The results of this study’s meta-analysis showed that the effect of tDCS on the naming ability of dementia patients was not significant. It can be explained by two possibilities. The first is that the effects of tDCS on the improvement of naming ability were minimal. To date, previous studies on the effects of tDCS have reported conflicting results. Although many studies (11, 13, 14) have proved the effectiveness of tDCS, Biundo et al.(12) who evaluated the effects of tDCS on 24 PD-MCI patients showed that confrontational naming and semantic fluency were not significantly different from the placebo group. Moreover, tDCS did not significantly improve the naming ability (15).
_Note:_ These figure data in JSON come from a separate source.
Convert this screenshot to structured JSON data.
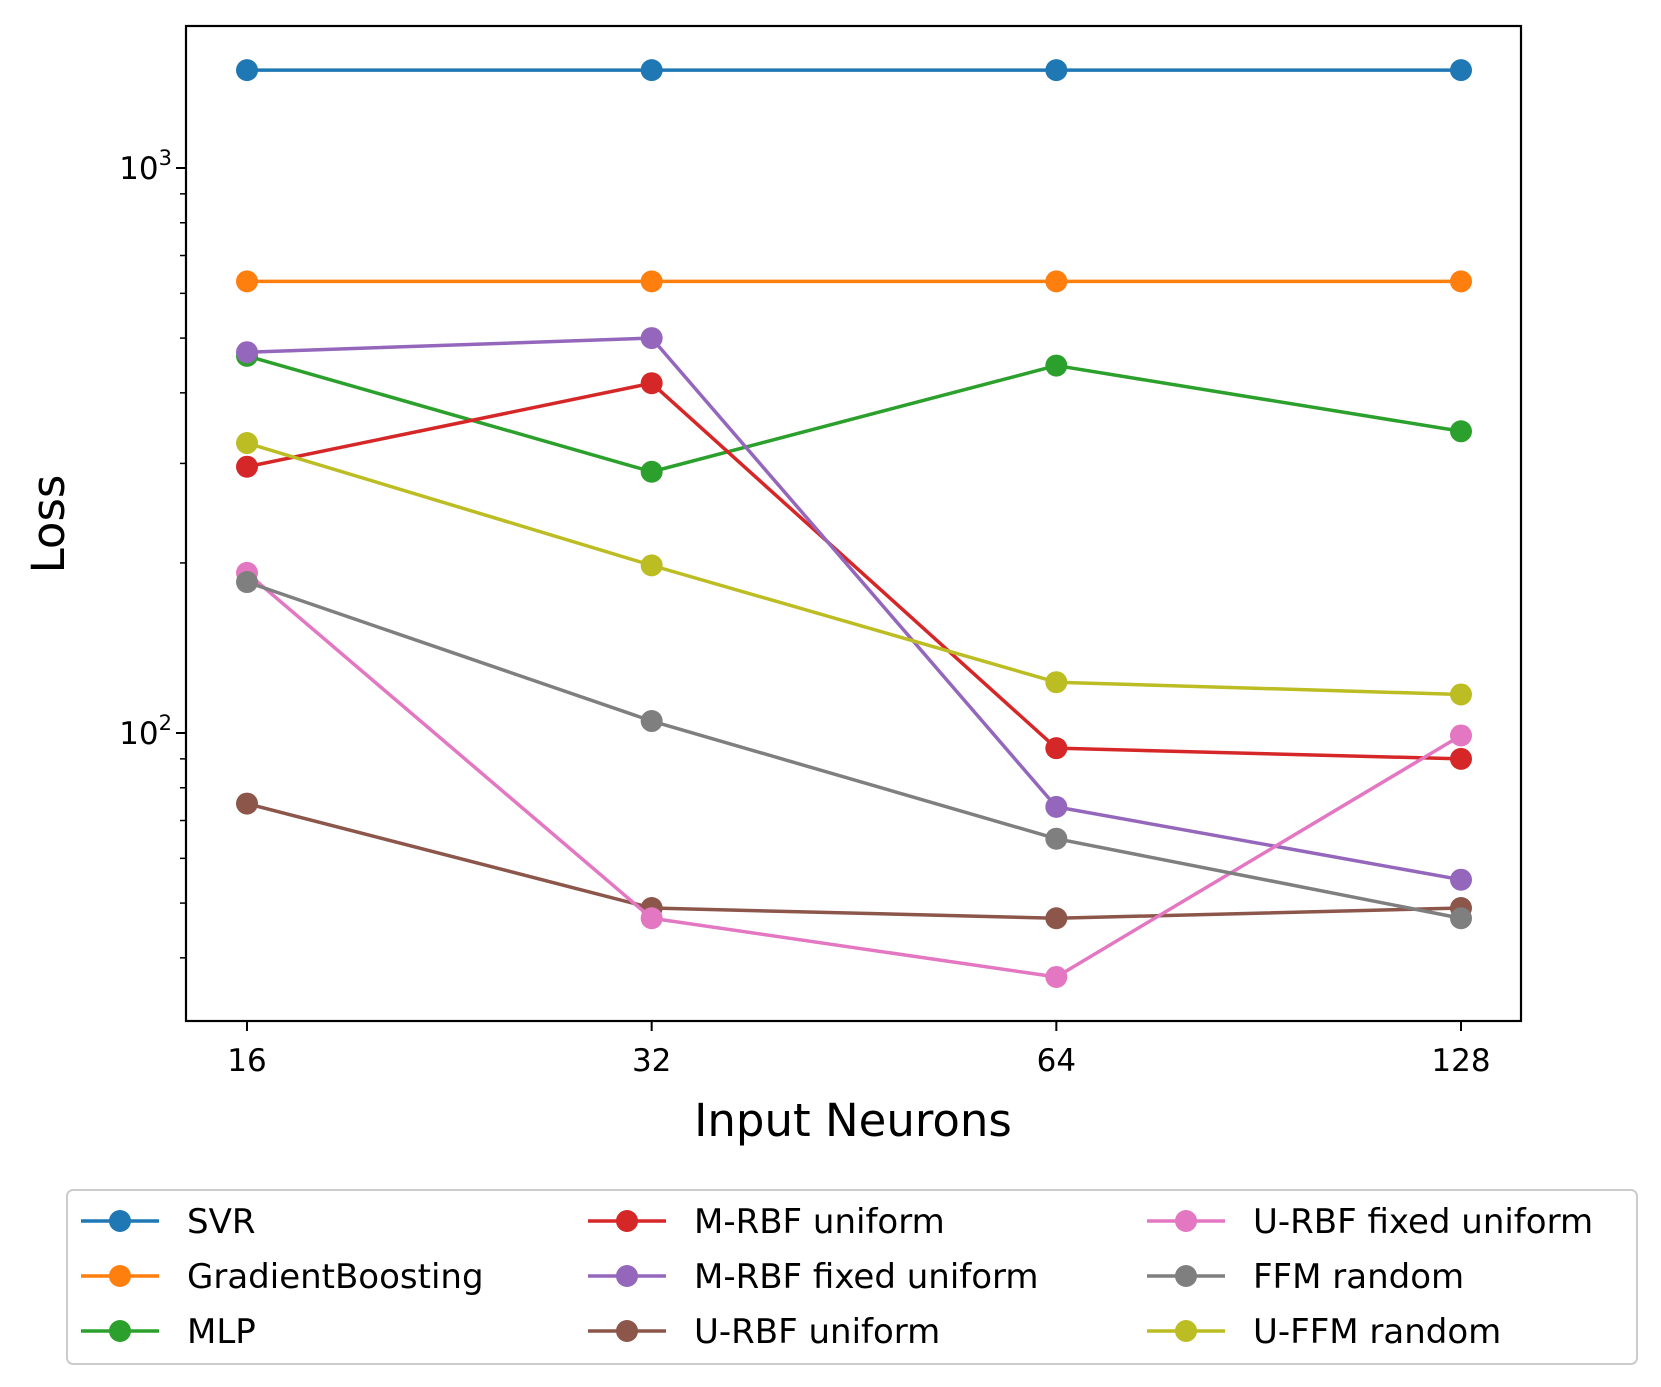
{
  "chart_data": {
    "type": "line",
    "xscale": "log2",
    "yscale": "log",
    "x": [
      16,
      32,
      64,
      128
    ],
    "x_tick_labels": [
      "16",
      "32",
      "64",
      "128"
    ],
    "y_tick_labels": [
      {
        "base": "10",
        "exp": "3",
        "value": 1000
      },
      {
        "base": "10",
        "exp": "2",
        "value": 100
      }
    ],
    "xlabel": "Input Neurons",
    "ylabel": "Loss",
    "ylim": [
      33,
      1650
    ],
    "legend_position": "bottom-outside",
    "series": [
      {
        "name": "SVR",
        "color": "#1f77b4",
        "values": [
          1490,
          1490,
          1490,
          1490
        ]
      },
      {
        "name": "GradientBoosting",
        "color": "#ff7f0e",
        "values": [
          630,
          630,
          630,
          630
        ]
      },
      {
        "name": "MLP",
        "color": "#2ca02c",
        "values": [
          465,
          290,
          447,
          342
        ]
      },
      {
        "name": "M-RBF uniform",
        "color": "#d62728",
        "values": [
          296,
          416,
          94,
          90
        ]
      },
      {
        "name": "M-RBF fixed uniform",
        "color": "#9467bd",
        "values": [
          472,
          500,
          74,
          55
        ]
      },
      {
        "name": "U-RBF uniform",
        "color": "#8c564b",
        "values": [
          75,
          49,
          47,
          49
        ]
      },
      {
        "name": "U-RBF fixed uniform",
        "color": "#e377c2",
        "values": [
          192,
          47,
          37,
          99
        ]
      },
      {
        "name": "FFM random",
        "color": "#7f7f7f",
        "values": [
          185,
          105,
          65,
          47
        ]
      },
      {
        "name": "U-FFM random",
        "color": "#bcbd22",
        "values": [
          326,
          198,
          123,
          117
        ]
      }
    ]
  }
}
tDCS is a therapeutic technology that stimulates the brain by flowing a DC current to the scalp. The general mechanism of tDCS is that, when minute DC current flows through the scalp, approximately 10%–20% of weak DC current reaches the cortex and it promotes or inhibits the spontaneous activity of the brain nerve. Since the brain is generally stimulated with a current below 2 mA, it does not induce an action potential but merely regulates the brain nerve. It affects the spontaneity discharge rate of nerve cells and the activation of N-Methyl-D-aspartic acid (NMDA) receptors (21) by regulating the resting membrane voltage of nerve cells (21). However, the mechanism of how tDCS influences the improvement of naming has not been clearly identified to date, and there is insufficient evidence for the long-term sustained effects of tDCS (22). However, regarding the effects of tDCS on cognitive functions such as memory, it may have a long-term sustained effect as well as a short-term sustained effect because of tDCS influences not only NMDA but also transmembrane potential difference (23). Nevertheless, long-term longitudinal studies are needed to identify the effects of tDCS in the future enough because studies examining the effectiveness of tDCS began to be accumulated in earnest since 2008 and there are only a few large-scale and long-term studies evaluating the improvement of naming owing to tDCS.
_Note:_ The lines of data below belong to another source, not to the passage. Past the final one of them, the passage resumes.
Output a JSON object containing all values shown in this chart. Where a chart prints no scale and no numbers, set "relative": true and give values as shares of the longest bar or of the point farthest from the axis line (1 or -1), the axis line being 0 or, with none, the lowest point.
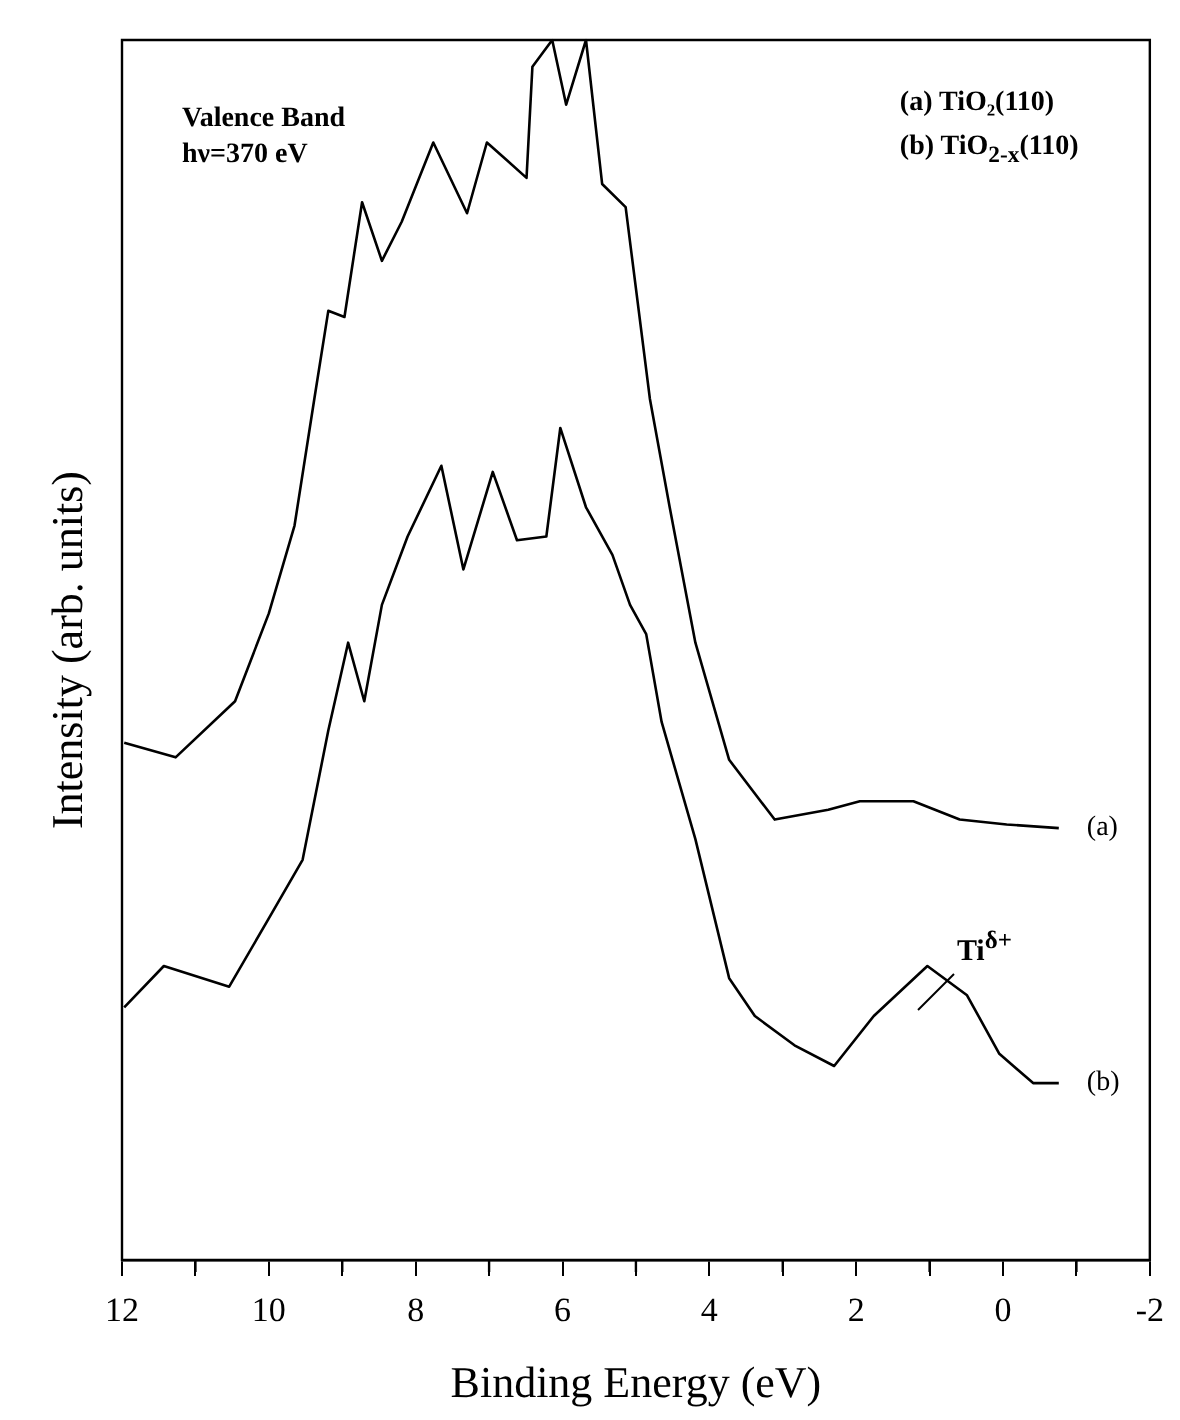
{
  "chart_data": {
    "type": "line",
    "xlabel": "Binding Energy (eV)",
    "ylabel": "Intensity (arb. units)",
    "relative": true,
    "xlim": [
      12,
      -2
    ],
    "xticks": [
      12,
      {
        "value": 11,
        "label": null
      },
      10,
      {
        "value": 9,
        "label": null
      },
      8,
      {
        "value": 7,
        "label": null
      },
      6,
      {
        "value": 5,
        "label": null
      },
      4,
      {
        "value": 3,
        "label": null
      },
      2,
      {
        "value": 1,
        "label": null
      },
      0,
      {
        "value": -1,
        "label": null
      },
      -2
    ],
    "tick_labels": "x",
    "grid": false,
    "legend": false,
    "marker": "none",
    "line_style": "solid",
    "annotations": [
      "Valence Band",
      "hν=370 eV",
      "(a) TiO₂(110)",
      "(b) TiO$_{2-x}$(110)",
      {
        "text": "Ti$^{δ+}$",
        "x": 0.9,
        "y": 0.22
      }
    ],
    "series": [
      {
        "name": "(a)",
        "color": "#000000",
        "x": [
          11.97,
          11.27,
          10.46,
          10.0,
          9.65,
          9.38,
          9.19,
          8.97,
          8.73,
          8.46,
          8.19,
          7.76,
          7.3,
          7.03,
          6.49,
          6.41,
          6.14,
          5.95,
          5.68,
          5.46,
          5.14,
          4.81,
          4.54,
          4.19,
          3.73,
          3.11,
          2.38,
          1.95,
          1.22,
          0.59,
          -0.05,
          -0.76
        ],
        "values": [
          0.424,
          0.412,
          0.458,
          0.53,
          0.602,
          0.706,
          0.778,
          0.773,
          0.867,
          0.819,
          0.851,
          0.916,
          0.858,
          0.916,
          0.887,
          0.978,
          1.0,
          0.947,
          1.0,
          0.882,
          0.863,
          0.706,
          0.617,
          0.506,
          0.41,
          0.361,
          0.369,
          0.376,
          0.376,
          0.361,
          0.357,
          0.354
        ]
      },
      {
        "name": "(b)",
        "color": "#000000",
        "x": [
          11.97,
          11.43,
          10.54,
          10.0,
          9.54,
          9.19,
          8.92,
          8.7,
          8.46,
          8.11,
          7.65,
          7.35,
          6.95,
          6.62,
          6.22,
          6.03,
          5.68,
          5.32,
          5.08,
          4.86,
          4.65,
          4.19,
          3.73,
          3.38,
          2.84,
          2.3,
          1.76,
          1.03,
          0.49,
          0.05,
          -0.41,
          -0.76
        ],
        "values": [
          0.207,
          0.241,
          0.224,
          0.28,
          0.328,
          0.434,
          0.506,
          0.458,
          0.537,
          0.593,
          0.651,
          0.566,
          0.646,
          0.59,
          0.593,
          0.682,
          0.617,
          0.578,
          0.537,
          0.513,
          0.441,
          0.345,
          0.231,
          0.2,
          0.176,
          0.159,
          0.2,
          0.241,
          0.217,
          0.169,
          0.145,
          0.145
        ]
      }
    ]
  }
}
Secondly, the overall effects of tDCS on naming performance were not significant because the sample size of the analyzed studies was too small. In this meta-study, the effect size of the individual study and the overall effect size had positive signs coincidentally. However, the variance was relatively large due to the small sample size and the significance of the overall effect size was not accepted in a 95% confidence interval. Therefore, an additional meta-analysis including studies based on larger sample sizes is needed to scientifically prove the effectiveness of tDCS.

Another key finding of this study was that the combination of tDCS intervention and language/cognitive training made a significantly large impact. The combination of tDCS intervention and language/cognitive training may have a synergistic effect than a single intervention that only conducts cognitive training (11). Various experimental studies are needed to prove the combined effects of tDCS and language/cognitive training in the future.

This meta-analysis study is meaningful because it provides a scientific basis for examining the effect of tDCS on the naming ability of dementia patients. The limitations of the study were that first, this study did not include the results of studies written in other languages such as Chinese, French, and German because this study analyzed studies written in English only and second, these results should be generalized with special caution because we could not conduct a bias test as less than 10 publications were analyzed and the variances and standard deviations of these studies were large.

Conclusion

The combination of tDCS and language/cognitive training significantly improved the naming ability of dementia patients. Since the generalization of the results is limited due to small sample sizes of analyzed studies, it will be necessary to evaluate the effects of tDCS intervention using large-sample RCT studies that estimate the sample size in advance.

Ethical considerations

Ethical issues (Including plagiarism, informed consent, misconduct, data fabrication and/or falsification, double publication and/or submission, redundancy, etc.) have been completely observed by the authors.